J’ai longtemps honni les réseaux sociaux, principalement parce qu’ils sont chronophages et qu’ils s’autoalimentent. Ce monde cesse d’exister dès l’instant qu’on éteint son ordinateur. J’ai assisté aux débuts de Facebook, de Twitter et de LinkedIn et constaté les ravages qu’ils faisaient dans nos relations familiales et sociales. En même temps, ce sont les réseaux sociaux qui m’ont permis de rencontrer les personnes déterminantes dans mon projet d’entrepreneure : après mon amie Nancy, décédée avant l’arrivée de l’iPhone dans nos vies, j’ai croisé la route d’entrepreneures dans l’industrie de la photographie, mais aussi d’autres photographes avec lesquelles j’ai cheminé un temps, ou avec qui je chemine encore. J’ai souvent transformé ces rencontres virtuelles en rencontres réelles et c’est pour moi l’intérêt des réseaux sociaux.

Aujourd’hui, je m’efforce d’y être présente, notamment sur Instagram, LE réseau des photographes par excellence. Donc oui, les réseaux sociaux ont un rôle important dans ma vie d’entrepreneure, car c’est là que se tissent les liens avec ma clientèle d’une façon plus directe et intime qu’à travers les médias traditionnels.


« S’il est cependant une chose que j’ai apprise au fil de mes tentatives de faire entendre ma voix dans la cacophonie d’internet, c’est qu’il faut s’adresser en priorité à sa cible et non pas à ses “collègues” photographes. J’irai même plus loin : se préserver de ce que les autres font, car en tant qu’artiste, se comparer aux autres équivaut au suicide. L’autre fait toujours mieux et il ne reste plus qu’à remballer ses affaires et fermer boutique. »

Ses trois messages comme mot de la fin


« Ma grand-mère m’a laissé cette parole qui m’accompagne chaque jour : “Construis des ponts entre toi et les autres.” À ma façon, à travers mon projet, telle est ma mission. »

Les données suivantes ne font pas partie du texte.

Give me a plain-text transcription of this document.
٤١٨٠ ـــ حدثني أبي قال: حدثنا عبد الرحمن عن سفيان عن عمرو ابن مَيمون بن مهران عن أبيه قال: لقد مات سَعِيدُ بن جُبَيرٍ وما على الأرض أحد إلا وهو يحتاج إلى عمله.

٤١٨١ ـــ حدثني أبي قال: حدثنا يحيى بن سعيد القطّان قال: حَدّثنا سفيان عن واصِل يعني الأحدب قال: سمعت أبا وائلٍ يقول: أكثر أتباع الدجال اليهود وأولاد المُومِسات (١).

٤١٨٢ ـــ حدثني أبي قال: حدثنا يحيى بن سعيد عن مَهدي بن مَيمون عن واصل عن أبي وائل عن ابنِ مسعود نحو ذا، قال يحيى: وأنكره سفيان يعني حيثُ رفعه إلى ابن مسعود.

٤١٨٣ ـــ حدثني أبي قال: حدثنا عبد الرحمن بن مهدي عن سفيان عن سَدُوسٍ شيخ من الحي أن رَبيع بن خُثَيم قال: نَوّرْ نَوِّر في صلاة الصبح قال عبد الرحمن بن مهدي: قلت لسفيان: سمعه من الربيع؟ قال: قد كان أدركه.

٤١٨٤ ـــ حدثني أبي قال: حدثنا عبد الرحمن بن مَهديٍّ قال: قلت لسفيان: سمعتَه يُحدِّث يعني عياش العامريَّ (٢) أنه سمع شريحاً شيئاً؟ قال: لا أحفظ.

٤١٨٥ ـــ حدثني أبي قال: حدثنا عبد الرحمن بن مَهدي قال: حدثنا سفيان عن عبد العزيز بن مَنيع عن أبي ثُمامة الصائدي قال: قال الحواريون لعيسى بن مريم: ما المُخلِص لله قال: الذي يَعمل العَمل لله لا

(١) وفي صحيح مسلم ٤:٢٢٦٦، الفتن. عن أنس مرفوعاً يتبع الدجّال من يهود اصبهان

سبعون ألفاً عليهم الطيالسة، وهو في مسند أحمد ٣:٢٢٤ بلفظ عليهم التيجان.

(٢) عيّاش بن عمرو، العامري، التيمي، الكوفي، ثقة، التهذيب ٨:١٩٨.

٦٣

Nilay : Enfin Christine, quels conseils ou messages voudrais-tu faire passer à toutes celles qui pensent qu’il est trop tard pour se lancer ?


C’est le moment des clichés, mais ils ont ceci de bon qu’ils disent la vérité. J’en ai plein ma besace et je vais partager les trois qui m’accompagnent au quotidien.

Premièrement, l’intuition est la plus fiable des conseillères, même si elle fait parfois peur. Il faut apprendre à discerner ce que les autres disent et faire confiance à son intuition qui vous dit exactement le contraire. Elle seule est assez forte pour revenir à la charge quand on ne l’a pas suivie, jusqu’à vous faire céder !

Deuxièmement, le danger ne vient pas des autres, mais de soi-même. La peur d’échouer peut paralyser tous les projets. Cependant, l’échec est une occasion d’apprendre et de grandir, donc la peur n’existe pas. Ce n’est que le fruit de notre imagination qui peint le diable au mur.

Troisièmement, la solitude n’est pas une fatalité. Si elle donne de l’espace pour s’épanouir dans des moments de création, il en est d’autres où il est vital de s’entourer de personnes positives, enrichissantes et valorisantes.


Un tout grand merci à Christine pour le partage honnête de son parcours!